# Roubaix Elite vs Expert or Pro



## TarBaby (Aug 16, 2007)

I am looking to get a replacement for my current bike which I use for recreational riding ie. no racing for me and in a small size so that I am less stretched out.
I am currently looking at the Spesh Elite compact but am left wondering whether the bottom of the range is a bad move. 

Can anyone tell me what difference there is between the frame of the expert or Pro and the elite? There is a big price difference but this in part reflects componentry. The wheels (Mavic sport) strike me as being a bit heavy but then I am no weight weaney so what would I know.

Any comments much appreciated


----------



## rbart4506 (Aug 4, 2004)

Have a look at this thread...

http://forums.roadbikereview.com/showthread.php?t=111710

Try a search too, you should find a lot of info on all the levels of the Roubaix...


----------



## BLACKSHEEP54 (May 7, 2007)

The Expert and Pro have the same frame, which is a step up from the Elite. The Pro has the best componets of the bunch. The Expert is probably the best bang for the buck IMO.


----------



## Stratmosphere (Feb 28, 2007)

Expert is the way. The newer frame design that has real benefits along with a value price. And you can choose from three configurations.

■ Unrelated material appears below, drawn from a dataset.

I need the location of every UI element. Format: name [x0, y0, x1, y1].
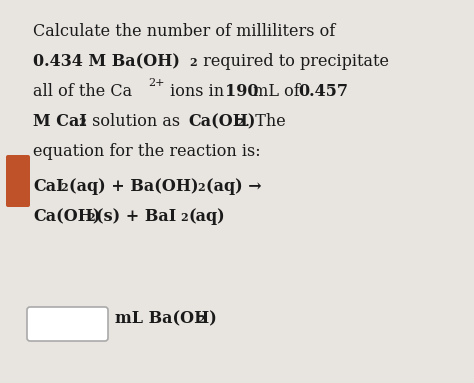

I think the Compact Rival is the best for me.


----------



## TarBaby (Aug 16, 2007)

Thanks for comments.:thumbsup: The general concensus is that the Az1 frame of the roubaixexpert and above is better than the triple monoque (sp) of the roubaix elite. 
However, does this this flow on to notable chnages in vertical compliance, and if so do you believe this reflects the frame or the better quality wheels?


----------